Si tratta della seconda riforma della disciplina dei tempi e delle modalità attuative della responsabilità estesa del produttore, segno che a quindici anni dalla sua prima regolamentazione, con il dm 82 del 2011, il meccanismo fatica ancora a trovare una condizione di equilibrio ottimale. Tanto che la raccolta, sebbene obbligatoria, finisce per ingolfarsi ormai ogni anno, soprattutto in corrispondenza con i cambio gomme stagionali.
Se con l’attivazione del registro dei produttori e importatori di pneumatici il Mase ha puntato a porre un argine alla commercializzazione in nero e all’evasione dell’eco-contributo, con la proposta di revisione del dm 182 l’obiettivo è aumentare l’efficienza dei sistemi individuali e collettivi di responsabilità estesa. Per questo il Ministero propone, tra l’altro, di portare l’obbligo di raccolta dal 95 al 100% degli pfu generati dalla sostituzione degli pneumatici immessi sul mercato. Soglia da raggiungere per ogni anno civile, e non più solare. Un intervento che, di fatto, renderebbe quasi strutturale l’extra raccolta del 10% che da diversi anni il Mase chiede ai consorzi dei produttori per tamponare gli ingolfamenti del sistema.
Prevista anche l’introduzione di una soglia minima di 2.000 tonnellate per poter costituire una forma associata o un sistema individuale di gestione. L’obiettivo, si legge, è quello di “evitare situazioni di criticità” assicurando che “la forma di gestione possa avere la capacità tecnica ed economica per effettuare la raccolta su tutto il territorio nazionale”. Una misura pensata per superare gestioni inefficienti e fenomeni di ‘free riding’, ovvero operatori che dichiarano di assolvere agli obblighi della responsabilità estesa, magari in forma individuale, ma che in realtà non lo fanno. Lasciando a terra gli pfu che invece avrebbero dovuto raccogliere.

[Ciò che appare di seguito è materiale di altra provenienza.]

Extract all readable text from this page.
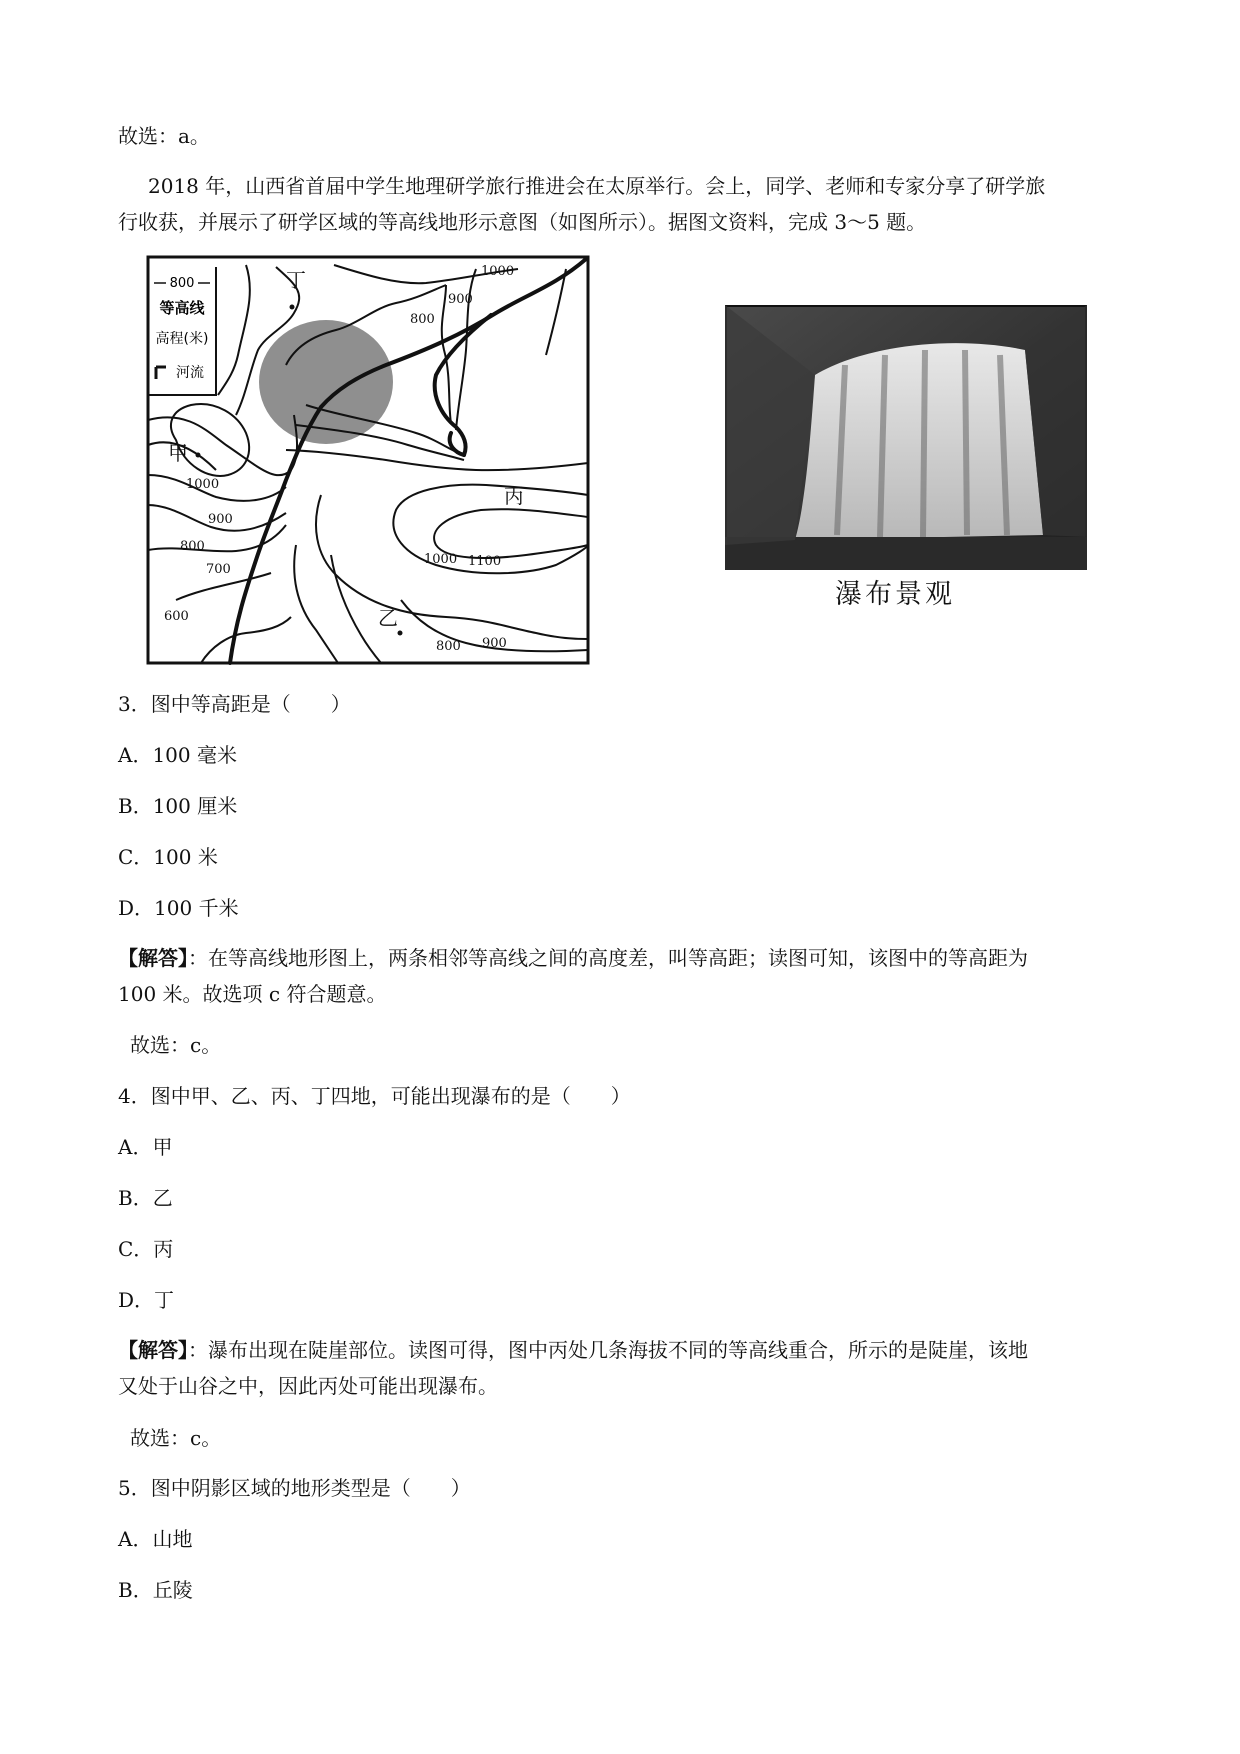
故选：a。
2018 年，山西省首届中学生地理研学旅行推进会在太原举行。会上，同学、老师和专家分享了研学旅
行收获，并展示了研学区域的等高线地形示意图（如图所示）。据图文资料，完成 3～5 题。
800
等高线
高程(米)
河流
丁
甲
丙
乙
1000
900
800
1000
900
800
700
600
1000 1100
800 900
瀑布景观
3．图中等高距是（　　）
A．100 毫米
B．100 厘米
C．100 米
D．100 千米
【解答】：在等高线地形图上，两条相邻等高线之间的高度差，叫等高距；读图可知，该图中的等高距为
100 米。故选项 c 符合题意。
故选：c。
4．图中甲、乙、丙、丁四地，可能出现瀑布的是（　　）
A．甲
B．乙
C．丙
D．丁
【解答】：瀑布出现在陡崖部位。读图可得，图中丙处几条海拔不同的等高线重合，所示的是陡崖，该地
又处于山谷之中，因此丙处可能出现瀑布。
故选：c。
5．图中阴影区域的地形类型是（　　）
A．山地
B．丘陵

Per rendere omogenei i servizi di raccolta ed evitare il ‘cherry picking’, ovvero il concentrarsi dei prelievi solo nelle aree più semplici da gestire, iI target nazionale del 100% viene ripartito su base regionale. Sia per i sistemi collettivi che per quelli individuali si propone l’introduzione del divieto di prosecuzione delle attività in caso di mancato raggiungimento del target complessivo o se questo viene raggiunto ma i target regionali non risultano raggiunti per almeno 5 province e per quantitativi inferiori al 10% per singola provincia. In più, con l’obiettivo di spingere la gestione circolare degli pfu, il Mase propone di introdurre un inedito obiettivo di recupero di materia del 45% a carico di produttori e importatori. Un vincolo che dovrà fare i conti con le difficoltà del settore del recupero, che rischia la paralisi dopo la modifica della normativa europea Reach che ha vietato l’utilizzo del polverino di gomma negli intasi per i campi sportivi.